Oh, and he happens to be a highly educated, very powerful African man, in a book published in 1954, when there were lynchings of blacks going on in the South and elsewhere. The mind boggles at how RAH rammed that character past his editors, given some of the changes he was forced to make in other books.

Unfortunately watching Mr. Kiku play people in a way that would make Cordelia Vorkosigan worry about her chances, is probably the best part of the book. Other bits are staged with remarkable clumsiness. The initial confrontation with Lummox's people is done entirely off screen, reported to Mr. Kiku through a subordinate, as is the revelation that Lummox and they are the same people, despite massive differences in appearance.

There's also a missed opportunity for drama with John Thomas' controlling mother,. In a modern YA book there would probably be a scene where he finally tells her off and informs her she can't control his life anymore. Not here. At best we get a conversation between her and Mr. Kiku, where her motivations are made a bit clearer, but he basically tells her to put up or shut up.

Overall, it was an okay read, but not the best RAH YA book he's ever done

Date: 2011-03-11 12:44 pm (UTC)
From: [identity profile] countrycousin.livejournal.com
I like the conversation between Mr. Kiku and the young lady at the end where he discusses Lummox's real purpose. :-) A few of the other scenes. I basically re-read a few scenes - a lot of the others, as you indicate, are pretty deadly.

Date: 2011-03-11 12:52 pm (UTC)
From: [identity profile] nojay.livejournal.com
RAH got away with a whole lot of subtexts in that story -- if you move your POV to Lummox's race then they're coming to rescue a long-lost royal princess who was kidnapped by alien space monsters when she was a baby.

There's also Lummox' "hobby" which is only mentioned after the reader discover she is a female. She has been raising John Thomases...

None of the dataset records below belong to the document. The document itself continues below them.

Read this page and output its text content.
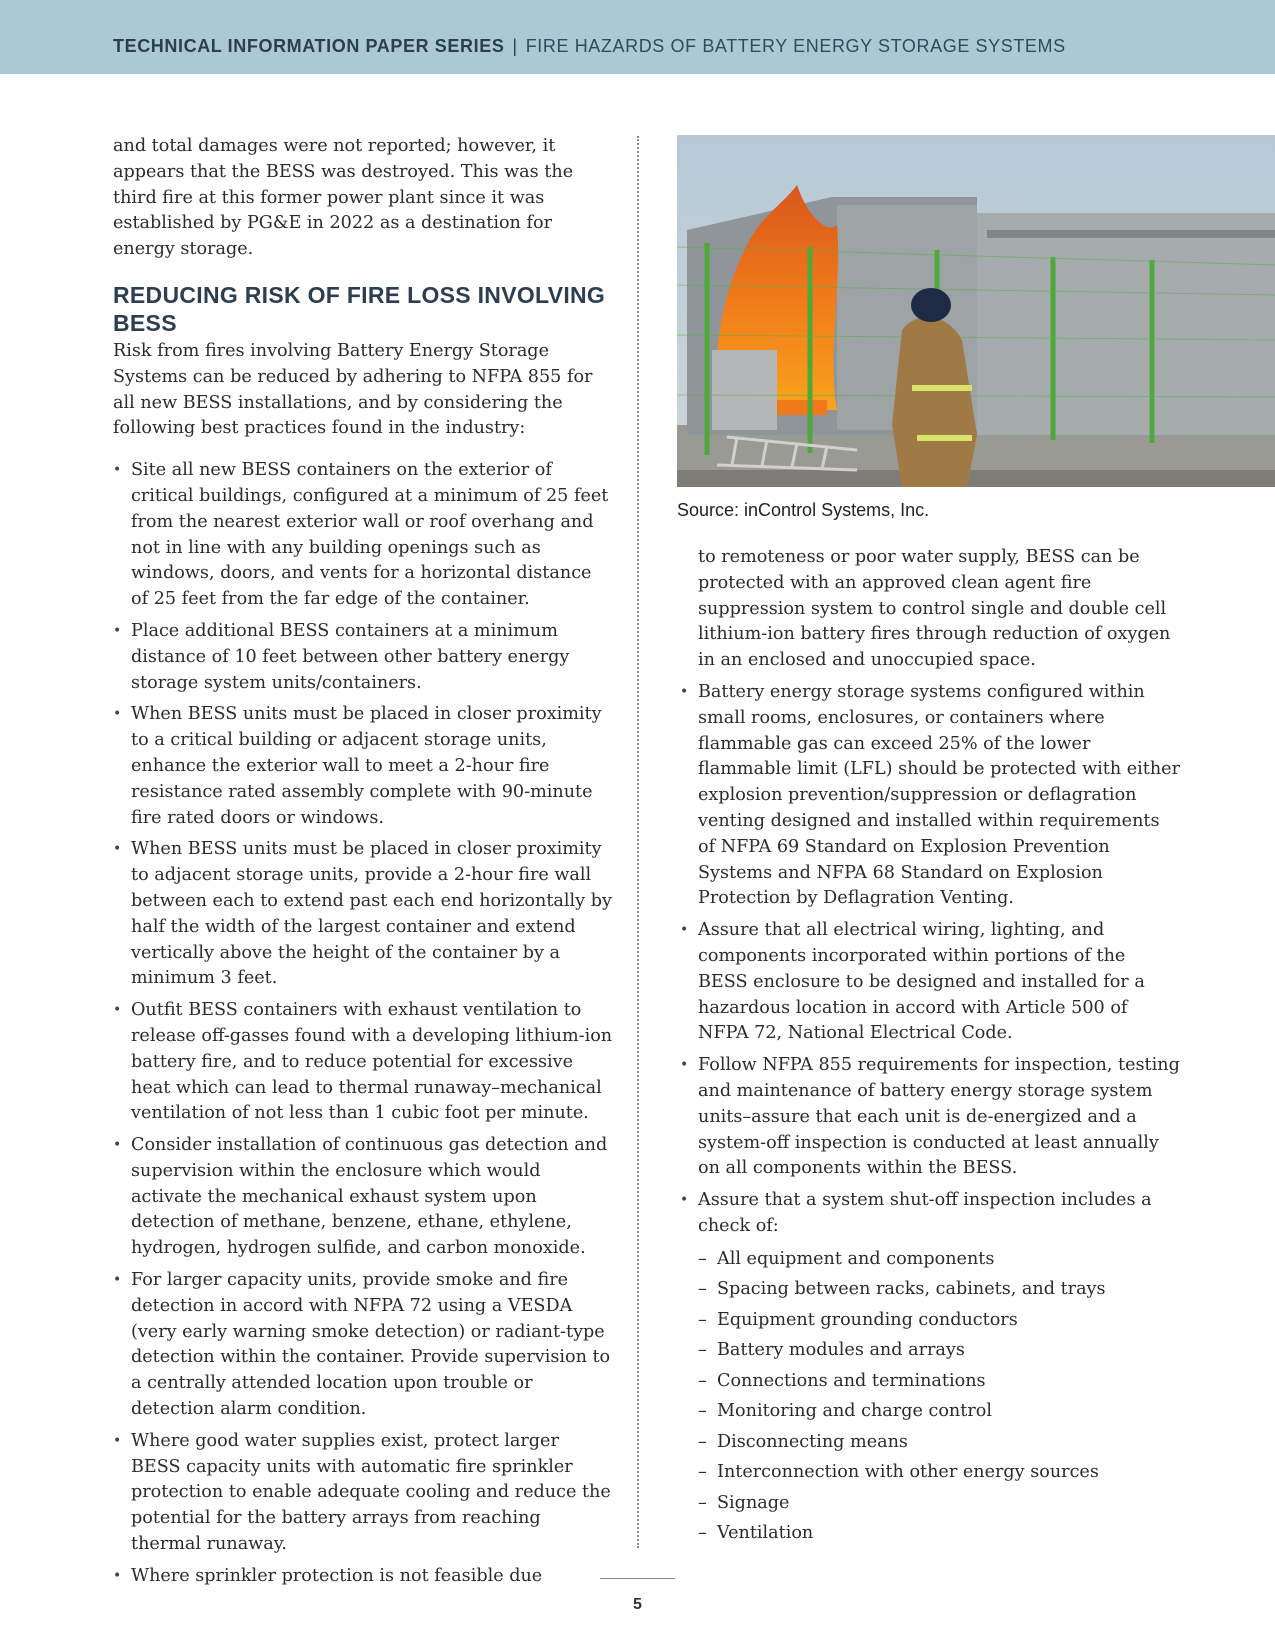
TECHNICAL INFORMATION PAPER SERIES | FIRE HAZARDS OF BATTERY ENERGY STORAGE SYSTEMS

and total damages were not reported; however, it appears that the BESS was destroyed. This was the third fire at this former power plant since it was established by PG&E in 2022 as a destination for energy storage.

REDUCING RISK OF FIRE LOSS INVOLVING BESS

Risk from fires involving Battery Energy Storage Systems can be reduced by adhering to NFPA 855 for all new BESS installations, and by considering the following best practices found in the industry:

• Site all new BESS containers on the exterior of critical buildings, configured at a minimum of 25 feet from the nearest exterior wall or roof overhang and not in line with any building openings such as windows, doors, and vents for a horizontal distance of 25 feet from the far edge of the container.
• Place additional BESS containers at a minimum distance of 10 feet between other battery energy storage system units/containers.
• When BESS units must be placed in closer proximity to a critical building or adjacent storage units, enhance the exterior wall to meet a 2-hour fire resistance rated assembly complete with 90-minute fire rated doors or windows.
• When BESS units must be placed in closer proximity to adjacent storage units, provide a 2-hour fire wall between each to extend past each end horizontally by half the width of the largest container and extend vertically above the height of the container by a minimum 3 feet.
• Outfit BESS containers with exhaust ventilation to release off-gasses found with a developing lithium-ion battery fire, and to reduce potential for excessive heat which can lead to thermal runaway–mechanical ventilation of not less than 1 cubic foot per minute.
• Consider installation of continuous gas detection and supervision within the enclosure which would activate the mechanical exhaust system upon detection of methane, benzene, ethane, ethylene, hydrogen, hydrogen sulfide, and carbon monoxide.
• For larger capacity units, provide smoke and fire detection in accord with NFPA 72 using a VESDA (very early warning smoke detection) or radiant-type detection within the container. Provide supervision to a centrally attended location upon trouble or detection alarm condition.
• Where good water supplies exist, protect larger BESS capacity units with automatic fire sprinkler protection to enable adequate cooling and reduce the potential for the battery arrays from reaching thermal runaway.
• Where sprinkler protection is not feasible due
Source: inControl Systems, Inc.

to remoteness or poor water supply, BESS can be protected with an approved clean agent fire suppression system to control single and double cell lithium-ion battery fires through reduction of oxygen in an enclosed and unoccupied space.

• Battery energy storage systems configured within small rooms, enclosures, or containers where flammable gas can exceed 25% of the lower flammable limit (LFL) should be protected with either explosion prevention/suppression or deflagration venting designed and installed within requirements of NFPA 69 Standard on Explosion Prevention Systems and NFPA 68 Standard on Explosion Protection by Deflagration Venting.
• Assure that all electrical wiring, lighting, and components incorporated within portions of the BESS enclosure to be designed and installed for a hazardous location in accord with Article 500 of NFPA 72, National Electrical Code.
• Follow NFPA 855 requirements for inspection, testing and maintenance of battery energy storage system units–assure that each unit is de-energized and a system-off inspection is conducted at least annually on all components within the BESS.
• Assure that a system shut-off inspection includes a check of:
– All equipment and components
– Spacing between racks, cabinets, and trays
– Equipment grounding conductors
– Battery modules and arrays
– Connections and terminations
– Monitoring and charge control
– Disconnecting means
– Interconnection with other energy sources
– Signage
– Ventilation
5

Date: 2011-03-11 01:50 pm (UTC)
From: [identity profile] jeriendhal.livejournal.com
Anything with John Thomas' mother tended to make me wince, especially when he refused to really stand up to her. And the bits with Betty were almost all gold. Though there was the bit with her taking part ownership with Lummox that makes me think RAH meant to make more of a big deal about John Thomas selling Lommox than what ended up occuring in the book.

Date: 2011-03-11 01:51 pm (UTC)
From: [identity profile] jeriendhal.livejournal.com
John Thomas' name tended to make me unfairly smirk through the whole book, alas. And yes, Lummox's folk were entirely justified in demanding her back, if a bit heavy handed.

Date: 2011-03-11 02:00 pm (UTC)
From: [identity profile] nojay.livejournal.com
The story goes that Heinlein's editor for his YA books was somewhat prudish and strait-laced and the John Thomas reference was slipped past her deliberately. Someone else managed the same thing with a side-reference in a book to a "ball-bearing mousetrap" meaning a tomcat.

Date: 2011-03-11 02:40 pm (UTC)
From: [identity profile] drhoz.livejournal.com
that's beautiful :D

Date: 2011-03-11 04:20 pm (UTC)
From: [identity profile] selenite.livejournal.com
I think getting a boy being rude to his mother would've been much harder to get past the editors than an important black man.

Date: 2011-03-12 12:48 am (UTC)
From: [identity profile] estokien.livejournal.com
I remember the book with fondness, but not much specificity from my own days as a juvenile, but my school library didn't exactly abound with Science Fiction books when I was in 4th grade.

I also kind of recall that the best part about a lot of the Heinlein Juvies was when they would manage to visit Venus and see the advertisements in a land where false advertising carried the death penalty.